Pierre Huyghe in his studio in Paris, where he is preparing for his American retrospective.Credit...Julien Bourgeois for The New York Times

PARIS — Pierre Huyghe has long loved “Locus Solus,” Raymond Roussel’s 1914 novel about an inventor who invites friends to a secluded estate to show off his creations, one of which is a tank filled with cadavers that re-enact the most important moments of their former lives, animated by a miraculous substance called resurrectine.

The office where Mr. Huyghe, one of the most admired and intellectually formidable European artists of his generation, was shaping his own creations here one July morning was not particularly lairlike. The tidy space, behind big Second Empire courtyard doors, was dominated by a few white desks and computers, and the closest thing to a diabolical device was the espresso machine in the kitchen. But the walls, teeming with diagrams and drawings for Mr. Huyghe’s many overlapping projects, cast a Rousselian cloud of mad science over an otherwise sunny corner of the Marais.

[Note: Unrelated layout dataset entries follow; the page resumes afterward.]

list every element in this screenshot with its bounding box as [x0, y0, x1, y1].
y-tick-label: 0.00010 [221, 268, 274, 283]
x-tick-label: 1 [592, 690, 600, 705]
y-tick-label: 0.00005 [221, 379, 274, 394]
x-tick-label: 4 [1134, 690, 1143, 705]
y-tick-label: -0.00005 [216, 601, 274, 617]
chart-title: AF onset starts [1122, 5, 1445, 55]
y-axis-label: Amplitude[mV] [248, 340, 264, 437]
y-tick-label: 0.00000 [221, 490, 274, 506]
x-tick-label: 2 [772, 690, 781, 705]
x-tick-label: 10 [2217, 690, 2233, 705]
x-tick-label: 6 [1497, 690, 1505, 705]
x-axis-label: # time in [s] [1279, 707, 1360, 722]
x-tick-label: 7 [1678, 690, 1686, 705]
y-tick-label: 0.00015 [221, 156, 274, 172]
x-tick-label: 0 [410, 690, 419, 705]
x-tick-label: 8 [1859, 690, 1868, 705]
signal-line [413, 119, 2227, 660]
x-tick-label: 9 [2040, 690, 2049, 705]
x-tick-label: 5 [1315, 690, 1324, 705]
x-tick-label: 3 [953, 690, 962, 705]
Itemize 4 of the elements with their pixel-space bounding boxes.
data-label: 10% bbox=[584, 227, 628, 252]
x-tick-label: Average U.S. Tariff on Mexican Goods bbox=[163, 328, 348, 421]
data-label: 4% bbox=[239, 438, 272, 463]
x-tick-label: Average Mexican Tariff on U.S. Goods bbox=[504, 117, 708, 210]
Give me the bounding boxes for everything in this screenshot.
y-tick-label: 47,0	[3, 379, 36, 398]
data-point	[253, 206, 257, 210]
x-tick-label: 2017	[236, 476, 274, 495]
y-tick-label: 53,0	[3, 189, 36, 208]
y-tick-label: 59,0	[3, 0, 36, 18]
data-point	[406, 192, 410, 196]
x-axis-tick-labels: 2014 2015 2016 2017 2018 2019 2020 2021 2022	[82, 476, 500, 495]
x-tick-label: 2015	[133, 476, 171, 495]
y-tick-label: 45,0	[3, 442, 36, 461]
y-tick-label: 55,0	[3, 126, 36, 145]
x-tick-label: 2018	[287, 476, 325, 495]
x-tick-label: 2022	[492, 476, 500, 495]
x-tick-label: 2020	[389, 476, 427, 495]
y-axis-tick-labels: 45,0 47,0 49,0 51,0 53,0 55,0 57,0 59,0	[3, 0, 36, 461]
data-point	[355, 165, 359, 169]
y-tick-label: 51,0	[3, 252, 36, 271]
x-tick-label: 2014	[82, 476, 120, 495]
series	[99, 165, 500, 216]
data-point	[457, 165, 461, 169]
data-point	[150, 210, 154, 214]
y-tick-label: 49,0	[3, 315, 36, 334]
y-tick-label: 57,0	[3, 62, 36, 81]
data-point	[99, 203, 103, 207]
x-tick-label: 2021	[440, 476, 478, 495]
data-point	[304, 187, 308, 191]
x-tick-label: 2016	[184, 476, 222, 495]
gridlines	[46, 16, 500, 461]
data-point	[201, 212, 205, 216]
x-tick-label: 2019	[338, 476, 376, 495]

When more than two decades of Mr. Huyghe’s art heads west for his highly anticipated American retrospective, opening Nov. 23 at the Los Angeles County Museum of Art, it’s not clear which of his works-in-progress will be fully incubated, in part because of their sheer experimental complexity. There is, for example, his butterfly project, a collaboration with a Rockefeller University scientist to engineer living examples of the fictional butterflies (one with checkerboard wings) that Vladimir Nabokov, an obsessive lepidopterist, sketched for his wife, Vera. There is an eerie new piece involving a pill camera, a swallowable video capsule used by doctors to inspect digestive tracts; Mr. Huyghe is harnessing one for more ethereal ends, as illustrated by pictures on the wall showing the grottolike contours of a human interior, topped by the craggy head of Willem Dafoe.

“Maybe, I will ask him to be a part of it, to swallow one,” Mr. Huyghe (pronounced hweeg) explained, shrugging and describing an abiding fascination with the idea of depicting an actor from the inside.

Yet another project, shot recently in Japan, is intended to make its way to Los Angeles, where he says its implications could be interesting in a city built on appearance. He traveled in July to a town between Tokyo and the Fukushima nuclear disaster exclusionary zone, where a restaurant owner has become YouTube famous — or perhaps infamous — for using a macaque monkey, done up in a dress and a humanlike mask, as a part-time waiter.